Center of Biomedical Research Excellence (COBRE) for Skeletal Health and Repair

Project 1: Mechanosomes Essential for Regulating Chondrocyte Differentiation

Principal Investigator: Ying-jie (Angie) Guan, MD, PhD


Mechanical stress plays an important role in cartilage homeostasis not only during endochondral bone formation in limb development but also during skeletal repair in adult life. Cellular perception and transduction of mechanical stress within cartilaginous tissues is an important modulator of chondrocyte function. However, the identity of the intracellular multi-protein complexes that transduce mechanical signals (mechanosomes) in chondrocytes is unclear. The mammalian target of rapamycin (mTOR), a highly conserved protein kinase, is a central controller of growth by functioning as a sensor of cellular nutrient, energy levels and redox status. Our hypothesis is that the mTOR signaling complexes mTORC1 and mTORC2 also play a central role in mechanotransduction by being part of the mechanosomes in chondrocytes.

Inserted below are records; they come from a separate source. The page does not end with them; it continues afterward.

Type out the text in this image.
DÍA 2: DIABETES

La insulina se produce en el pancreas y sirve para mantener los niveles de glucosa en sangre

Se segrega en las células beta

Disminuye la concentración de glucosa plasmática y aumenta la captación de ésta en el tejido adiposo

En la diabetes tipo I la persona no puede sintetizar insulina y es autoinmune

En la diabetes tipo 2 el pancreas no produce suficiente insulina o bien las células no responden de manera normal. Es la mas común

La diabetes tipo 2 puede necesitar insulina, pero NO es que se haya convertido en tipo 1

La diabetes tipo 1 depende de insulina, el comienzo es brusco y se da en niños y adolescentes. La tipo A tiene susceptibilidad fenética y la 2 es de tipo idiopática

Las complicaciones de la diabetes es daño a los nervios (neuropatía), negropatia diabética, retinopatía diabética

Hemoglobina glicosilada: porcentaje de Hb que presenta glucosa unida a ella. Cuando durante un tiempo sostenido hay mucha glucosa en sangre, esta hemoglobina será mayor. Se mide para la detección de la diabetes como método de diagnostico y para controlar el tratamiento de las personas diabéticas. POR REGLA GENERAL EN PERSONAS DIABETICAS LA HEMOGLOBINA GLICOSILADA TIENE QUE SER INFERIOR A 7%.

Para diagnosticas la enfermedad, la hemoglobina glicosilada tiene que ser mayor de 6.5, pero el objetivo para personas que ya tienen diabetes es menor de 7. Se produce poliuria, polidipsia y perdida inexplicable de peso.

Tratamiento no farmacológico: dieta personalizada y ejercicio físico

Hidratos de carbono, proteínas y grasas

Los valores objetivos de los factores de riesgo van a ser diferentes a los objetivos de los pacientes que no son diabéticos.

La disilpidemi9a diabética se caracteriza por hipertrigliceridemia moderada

Using a 3D primary chondrocyte culture mechanical loading system, we found that mechanical loading activates both mTORC1 and mTORC2 signaling, as evidenced by increased phosphorylation of their downstream targets respectively. In addition, inhibition of the mTORC1 pathway via rapamycin treatment blocks mechanical induction of Indian hedgehog (Ihh), a central mediator of mechanical regulation of chondrocyte proliferation and differentiation, while selective inhibition of PKC-a, a downstream target of mTORC2 blocked mechanical stimulation of the expression of chondrocyte hypertrophic marker collagen X. Furthermore, deficiency of SH2-containing protein tyrosine phosphatase 2 (Shp2) enhances mechanical stimulation of mTORC1.

Therefore, we hypothesize that activation of the mTOR signaling pathway through both mTORC1 and mTORC2 is required for mechanical stimulation of chondrocyte proliferation and differentiation and that mechanical activation of the mTOR signaling is negatively regulated by Shp2 in the mechanosomes in chondrocytes.

To test this hypothesis we will perform the following aims:

  • Specific Aim 1: Define whether activation of the mTORC1 cascade by cyclic loading is required for mechanical regulation of chondrocyte proliferation and differentiation through Ihh.
  • Specific Aim 2: Determine whether mechanical activation of the mTORC2 cascade affects chondrocyte hypertrophy by regulating cytoskeleton assembly through PKC-a. Specific Aim 3: Determine whether Shp2 negatively regulates mechanical activation of the mTORC1 and mTORC2 signaling.

Understanding in detail the important intracellular pathways activated by mechanical loading during chondrocyte differentiation, including the role of mTOR in mechanotransduction, will provide insight into molecular mechanisms underlying mechanical regulation of cartilage homeostasis, thereby benefiting cartilage tissue engineering and regenerative medicine.